In Foster v. Foster, 90 N.C. App. 265 (1988), the parties owned whole life insurance policies covering the lives of their children on the date of separation. Evidence showed the policy at issue had a value of $20 on the date on the date of separation. The child covered by that policy died during separation and wife argued the proceeds should be classified as marital property because until the date of separation, the premiums for the policy were paid with marital funds. As discussed in more detail below, the court of appeals held that the proceeds received after the date of separation were not marital property. However, the court held that the cash value of the whole life policy on the date of separation was marital because all premiums up until the date of separation had been paid with marital funds. Because any value of the policy on the date of separation had been acquired using marital funds, the policy itself was marital. See also Edwards v. Edwards, 110 NC App 1 (1993)(remanding case to trial court to determine the date of separation value of a policy and holding that all value established would be marital because all premiums up until the date of separation had been paid with marital funds), and Richter v. Rickter, 271 NC App 644 (2020)(noting that while whole life policies generally have value, term life policies generally do not).
Life Insurance Proceeds
Foster v. Foster, 90 N.C. App. 265 (1988), was the first appellate case in North Carolina to address the classification of life insurance proceeds. The court held in that case that because the parties had no vested right to receive the proceeds until the death of the child and the child did not die until after the date of separation, the proceeds could not be marital property. See GS 50-20(b)(1)(marital property is property owned by either or both parties on the date of separation). The only property interest owned by the parties on the date of separation was the policy itself. The court held that because all premiums after the date of separation had been paid by father, the proceeds were his property.
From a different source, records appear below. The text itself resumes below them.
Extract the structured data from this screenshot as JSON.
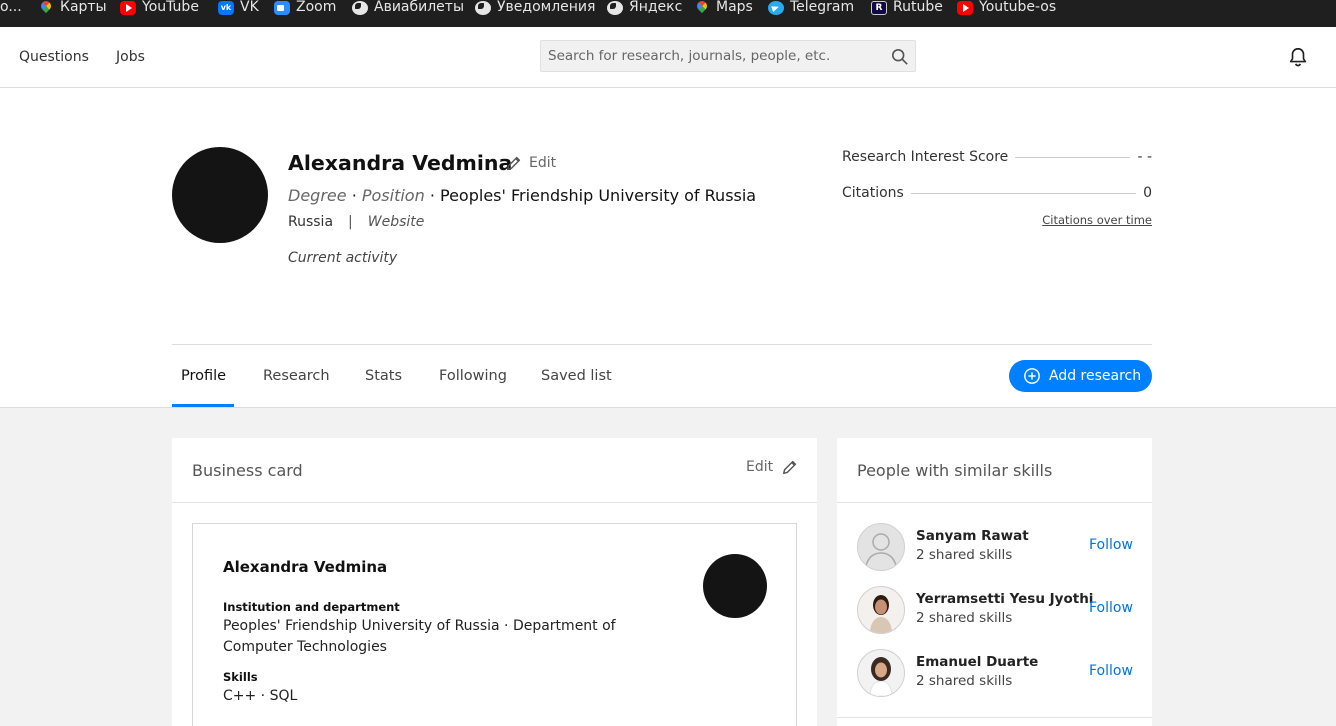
{
  "bookmarks": [
    {
      "label": "o...",
      "icon": "truncated"
    },
    {
      "label": "Карты",
      "icon": "maps-icon"
    },
    {
      "label": "YouTube",
      "icon": "youtube-icon"
    },
    {
      "label": "VK",
      "icon": "vk-icon"
    },
    {
      "label": "Zoom",
      "icon": "zoom-icon"
    },
    {
      "label": "Авиабилеты",
      "icon": "globe-icon"
    },
    {
      "label": "Уведомления",
      "icon": "globe-icon"
    },
    {
      "label": "Яндекс",
      "icon": "globe-icon"
    },
    {
      "label": "Maps",
      "icon": "maps-icon"
    },
    {
      "label": "Telegram",
      "icon": "telegram-icon"
    },
    {
      "label": "Rutube",
      "icon": "rutube-icon"
    },
    {
      "label": "Youtube-os",
      "icon": "youtube-icon"
    }
  ],
  "nav": {
    "questions": "Questions",
    "jobs": "Jobs",
    "search_placeholder": "Search for research, journals, people, etc."
  },
  "profile": {
    "name": "Alexandra Vedmina",
    "edit": "Edit",
    "degree": "Degree",
    "position": "Position",
    "institution": "Peoples' Friendship University of Russia",
    "country": "Russia",
    "website": "Website",
    "activity": "Current activity"
  },
  "stats": {
    "ris_label": "Research Interest Score",
    "ris_value": "- -",
    "citations_label": "Citations",
    "citations_value": "0",
    "citations_link": "Citations over time"
  },
  "tabs": [
    "Profile",
    "Research",
    "Stats",
    "Following",
    "Saved list"
  ],
  "add_research": "Add research",
  "business_card": {
    "title": "Business card",
    "edit": "Edit",
    "name": "Alexandra Vedmina",
    "inst_label": "Institution and department",
    "inst_value": "Peoples' Friendship University of Russia · Department of Computer Technologies",
    "skills_label": "Skills",
    "skills_value": "C++ · SQL"
  },
  "similar": {
    "title": "People with similar skills",
    "people": [
      {
        "name": "Sanyam Rawat",
        "sub": "2 shared skills",
        "follow": "Follow"
      },
      {
        "name": "Yerramsetti Yesu Jyothi",
        "sub": "2 shared skills",
        "follow": "Follow"
      },
      {
        "name": "Emanuel Duarte",
        "sub": "2 shared skills",
        "follow": "Follow"
      }
    ]
  },
  "colors": {
    "accent": "#0080ff",
    "link": "#0075e0",
    "bookmark_bar": "#1f1f1f"
  }
}
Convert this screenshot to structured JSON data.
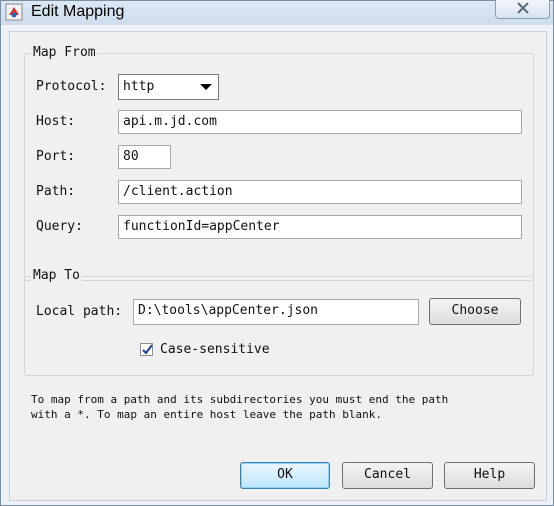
{
  "window": {
    "title": "Edit Mapping"
  },
  "map_from": {
    "legend": "Map From",
    "protocol_label": "Protocol:",
    "protocol_value": "http",
    "host_label": "Host:",
    "host_value": "api.m.jd.com",
    "port_label": "Port:",
    "port_value": "80",
    "path_label": "Path:",
    "path_value": "/client.action",
    "query_label": "Query:",
    "query_value": "functionId=appCenter"
  },
  "map_to": {
    "legend": "Map To",
    "local_path_label": "Local path:",
    "local_path_value": "D:\\tools\\appCenter.json",
    "choose_label": "Choose",
    "case_sensitive_label": "Case-sensitive",
    "case_sensitive_checked": true
  },
  "help": {
    "line1": "To map from a path and its subdirectories you must end the path",
    "line2": "with a *. To map an entire host leave the path blank."
  },
  "buttons": {
    "ok": "OK",
    "cancel": "Cancel",
    "help": "Help"
  }
}
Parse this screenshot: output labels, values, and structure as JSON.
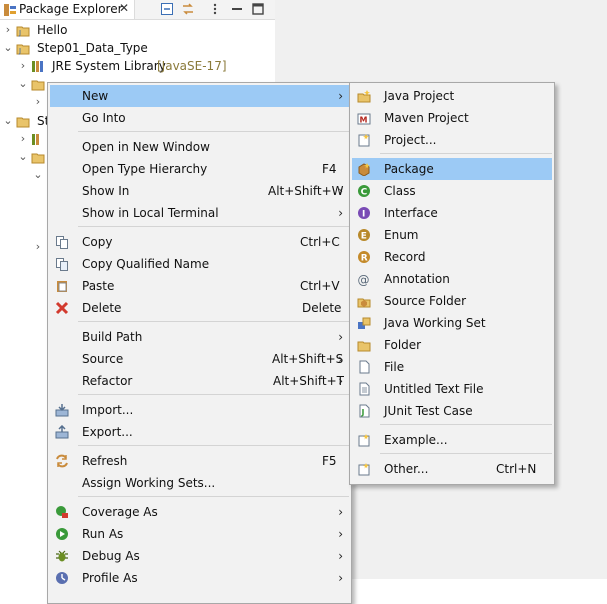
{
  "view": {
    "tab_label": "Package Explorer",
    "close_glyph": "✕"
  },
  "tree": [
    {
      "label": "Hello",
      "icon": "project-icon",
      "twisty": "›"
    },
    {
      "label": "Step01_Data_Type",
      "icon": "project-icon",
      "twisty": "⌄"
    },
    {
      "label": "JRE System Library",
      "suffix": "[JavaSE-17]",
      "icon": "library-icon",
      "twisty": "›"
    },
    {
      "label": "",
      "icon": "package-folder-icon",
      "twisty": "⌄"
    },
    {
      "label": "St",
      "icon": "project-icon",
      "twisty": "⌄"
    }
  ],
  "context_menu": [
    {
      "label": "New",
      "submenu": true,
      "highlighted": true
    },
    {
      "label": "Go Into"
    },
    {
      "label": "Open in New Window"
    },
    {
      "label": "Open Type Hierarchy",
      "shortcut": "F4"
    },
    {
      "label": "Show In",
      "shortcut": "Alt+Shift+W",
      "submenu": true
    },
    {
      "label": "Show in Local Terminal",
      "submenu": true
    },
    {
      "label": "Copy",
      "shortcut": "Ctrl+C",
      "icon": "copy-icon"
    },
    {
      "label": "Copy Qualified Name",
      "icon": "copy-qualified-icon"
    },
    {
      "label": "Paste",
      "shortcut": "Ctrl+V",
      "icon": "paste-icon"
    },
    {
      "label": "Delete",
      "shortcut": "Delete",
      "icon": "delete-icon"
    },
    {
      "label": "Build Path",
      "submenu": true
    },
    {
      "label": "Source",
      "shortcut": "Alt+Shift+S",
      "submenu": true
    },
    {
      "label": "Refactor",
      "shortcut": "Alt+Shift+T",
      "submenu": true
    },
    {
      "label": "Import...",
      "icon": "import-icon"
    },
    {
      "label": "Export...",
      "icon": "export-icon"
    },
    {
      "label": "Refresh",
      "shortcut": "F5",
      "icon": "refresh-icon"
    },
    {
      "label": "Assign Working Sets..."
    },
    {
      "label": "Coverage As",
      "submenu": true,
      "icon": "coverage-icon"
    },
    {
      "label": "Run As",
      "submenu": true,
      "icon": "run-icon"
    },
    {
      "label": "Debug As",
      "submenu": true,
      "icon": "debug-icon"
    },
    {
      "label": "Profile As",
      "submenu": true,
      "icon": "profile-icon"
    }
  ],
  "submenu": [
    {
      "label": "Java Project",
      "icon": "java-project-icon"
    },
    {
      "label": "Maven Project",
      "icon": "maven-project-icon"
    },
    {
      "label": "Project...",
      "icon": "project-wizard-icon"
    },
    {
      "label": "Package",
      "icon": "package-icon",
      "highlighted": true
    },
    {
      "label": "Class",
      "icon": "class-icon"
    },
    {
      "label": "Interface",
      "icon": "interface-icon"
    },
    {
      "label": "Enum",
      "icon": "enum-icon"
    },
    {
      "label": "Record",
      "icon": "record-icon"
    },
    {
      "label": "Annotation",
      "icon": "annotation-icon"
    },
    {
      "label": "Source Folder",
      "icon": "source-folder-icon"
    },
    {
      "label": "Java Working Set",
      "icon": "working-set-icon"
    },
    {
      "label": "Folder",
      "icon": "folder-icon"
    },
    {
      "label": "File",
      "icon": "file-icon"
    },
    {
      "label": "Untitled Text File",
      "icon": "text-file-icon"
    },
    {
      "label": "JUnit Test Case",
      "icon": "junit-icon"
    },
    {
      "label": "Example...",
      "icon": "example-icon"
    },
    {
      "label": "Other...",
      "shortcut": "Ctrl+N",
      "icon": "other-icon"
    }
  ],
  "glyphs": {
    "submenu_arrow": "›"
  },
  "colors": {
    "highlight": "#9ccaf5",
    "menu_bg": "#f2f2f2",
    "library_suffix": "#8a7a3a"
  }
}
The result in Crago was different because wife received the proceeds from the life insurance policy before the date of separation and continued to own the proceeds on the date of separation. Wife had purchased the life insurance policy on the life of her former husband before she married Mr. Crago. She continued to pay the premiums for the policy after her marriage to Mr. Crago and shortly before their separation, the former husband died and wife received the proceeds.
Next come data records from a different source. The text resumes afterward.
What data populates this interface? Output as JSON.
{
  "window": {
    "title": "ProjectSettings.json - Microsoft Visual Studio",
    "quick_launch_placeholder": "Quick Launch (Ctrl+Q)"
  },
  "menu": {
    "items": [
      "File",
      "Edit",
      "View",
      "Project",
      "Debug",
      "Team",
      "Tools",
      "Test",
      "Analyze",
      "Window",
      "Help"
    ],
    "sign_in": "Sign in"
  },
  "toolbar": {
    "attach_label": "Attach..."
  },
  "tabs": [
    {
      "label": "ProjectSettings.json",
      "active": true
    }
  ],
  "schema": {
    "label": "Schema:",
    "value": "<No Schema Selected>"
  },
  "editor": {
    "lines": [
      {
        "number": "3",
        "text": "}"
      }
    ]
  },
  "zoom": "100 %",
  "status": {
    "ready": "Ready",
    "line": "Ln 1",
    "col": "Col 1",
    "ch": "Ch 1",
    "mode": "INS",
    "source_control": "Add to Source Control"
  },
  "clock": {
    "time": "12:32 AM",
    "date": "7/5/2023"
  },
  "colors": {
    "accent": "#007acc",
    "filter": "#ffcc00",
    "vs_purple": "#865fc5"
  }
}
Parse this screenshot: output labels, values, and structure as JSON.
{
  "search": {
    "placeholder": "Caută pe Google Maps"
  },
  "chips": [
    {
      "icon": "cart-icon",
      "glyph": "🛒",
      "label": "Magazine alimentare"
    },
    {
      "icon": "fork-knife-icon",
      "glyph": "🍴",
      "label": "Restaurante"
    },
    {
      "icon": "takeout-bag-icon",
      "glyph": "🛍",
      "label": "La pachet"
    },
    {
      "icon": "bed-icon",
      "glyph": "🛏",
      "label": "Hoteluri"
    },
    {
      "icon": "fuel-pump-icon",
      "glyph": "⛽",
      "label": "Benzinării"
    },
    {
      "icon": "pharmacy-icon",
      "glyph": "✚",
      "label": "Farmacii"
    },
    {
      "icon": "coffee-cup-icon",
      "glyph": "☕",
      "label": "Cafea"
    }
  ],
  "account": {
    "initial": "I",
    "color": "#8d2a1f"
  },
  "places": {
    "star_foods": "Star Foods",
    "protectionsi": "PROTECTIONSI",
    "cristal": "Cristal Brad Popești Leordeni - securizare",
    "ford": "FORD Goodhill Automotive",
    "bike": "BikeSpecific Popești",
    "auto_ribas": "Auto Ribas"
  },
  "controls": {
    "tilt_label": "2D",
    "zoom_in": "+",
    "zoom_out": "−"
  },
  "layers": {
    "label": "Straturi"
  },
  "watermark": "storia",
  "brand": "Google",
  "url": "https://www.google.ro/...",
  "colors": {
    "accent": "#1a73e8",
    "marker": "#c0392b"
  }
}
Wife urged the court to use the analytic approach in this situation to classify the proceeds according to the intended use of the proceeds. She argued that because the policy had been purchased and maintained to provide support for the children of wife and her first husband should their father pass away, public policy should support a classification that would honor that intention. Both the trial court and the court of appeals rejected wife’s argument and held that the proceeds were marital because they were acquired during the marriage, owned by a party on the date of separation, marital funds had been used to pay the premiums during the marriage and wife was not able to show that her separate funds had been used to pay any portion of the premiums.
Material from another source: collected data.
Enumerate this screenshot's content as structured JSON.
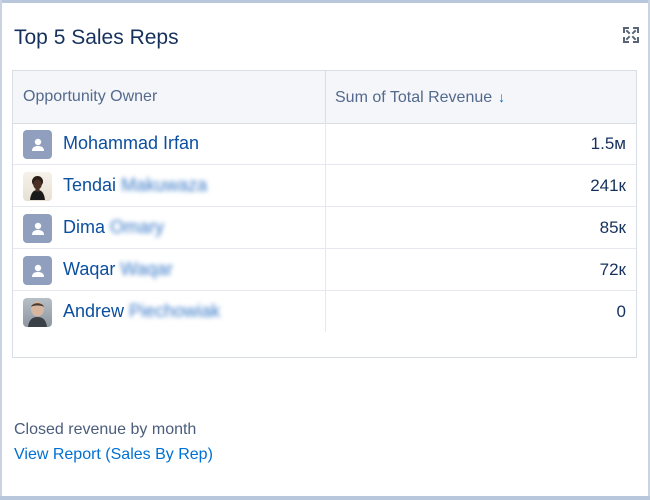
{
  "widget": {
    "title": "Top 5 Sales Reps",
    "expand_icon": "expand-icon",
    "table": {
      "headers": {
        "owner": "Opportunity Owner",
        "revenue": "Sum of Total Revenue"
      },
      "sort": {
        "column": "Sum of Total Revenue",
        "direction": "descending"
      },
      "rows": [
        {
          "first": "Mohammad Irfan",
          "last": "",
          "value": "1.5м",
          "avatar": "user-icon"
        },
        {
          "first": "Tendai",
          "last": "Makuwaza",
          "value": "241к",
          "avatar": "photo"
        },
        {
          "first": "Dima",
          "last": "Omary",
          "value": "85к",
          "avatar": "user-icon"
        },
        {
          "first": "Waqar",
          "last": "Waqar",
          "value": "72к",
          "avatar": "user-icon"
        },
        {
          "first": "Andrew",
          "last": "Piechowiak",
          "value": "0",
          "avatar": "photo"
        }
      ]
    },
    "footer": {
      "subtitle": "Closed revenue by month",
      "link": "View Report (Sales By Rep)"
    }
  }
}
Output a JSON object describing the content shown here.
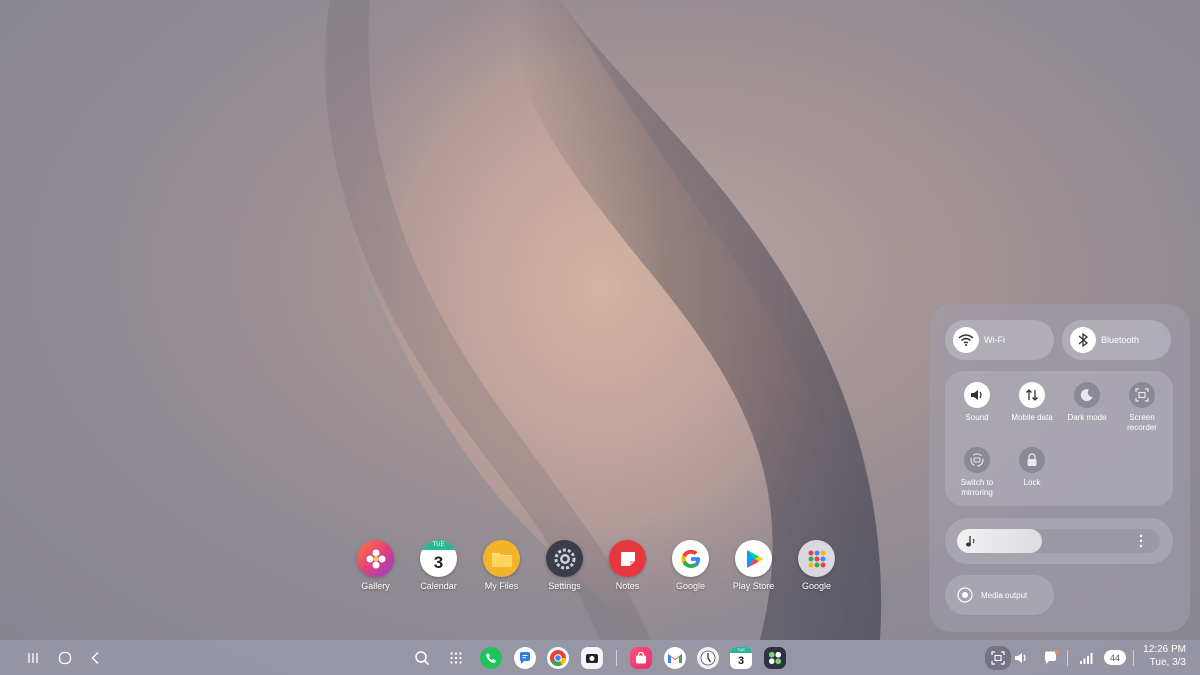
{
  "dock": {
    "apps": [
      {
        "label": "Gallery",
        "icon": "gallery-icon",
        "color": "#e0427a"
      },
      {
        "label": "Calendar",
        "icon": "calendar-icon",
        "color": "#ffffff",
        "day": "TUE",
        "date": "3"
      },
      {
        "label": "My Files",
        "icon": "folder-icon",
        "color": "#f3b42c"
      },
      {
        "label": "Settings",
        "icon": "gear-icon",
        "color": "#3a3d4a"
      },
      {
        "label": "Notes",
        "icon": "notes-icon",
        "color": "#e8363d"
      },
      {
        "label": "Google",
        "icon": "google-icon",
        "color": "#ffffff"
      },
      {
        "label": "Play Store",
        "icon": "play-store-icon",
        "color": "#ffffff"
      },
      {
        "label": "Google",
        "icon": "folder-grid-icon",
        "color": "#d8d8de"
      }
    ]
  },
  "quick_panel": {
    "wifi_label": "Wi-Fi",
    "bluetooth_label": "Bluetooth",
    "tiles": [
      {
        "label": "Sound",
        "state": "on"
      },
      {
        "label": "Mobile data",
        "state": "on"
      },
      {
        "label": "Dark mode",
        "state": "off"
      },
      {
        "label": "Screen recorder",
        "state": "off"
      },
      {
        "label": "Switch to mirroring",
        "state": "off"
      },
      {
        "label": "Lock",
        "state": "off"
      }
    ],
    "volume_level": 0.42,
    "media_output_label": "Media output"
  },
  "taskbar": {
    "battery": "44",
    "time": "12:26 PM",
    "date": "Tue, 3/3",
    "calendar_day": "TUE",
    "calendar_date": "3"
  }
}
In Richter v. Richter, 271 NC App 644 (2020), husband received life insurance proceeds from a policy on the life of his former wife and owned those proceeds on the date of separation. Unlike the situation in Crago, no marital funds had been used to pay the premiums on that policy. Instead, the former wife purchased the policy, paid all premiums and designated Mr. Richter the sole beneficiary. Both the trial court and the court of appeals concluded that while the proceeds were acquired during the marriage and owned by a party on the date of separation, husband established that he acquired the proceeds as the result of a gift from a third party to him alone. GS 50-20(b)(2)(gifts to a spouse during the marriage is the separate property of that spouse).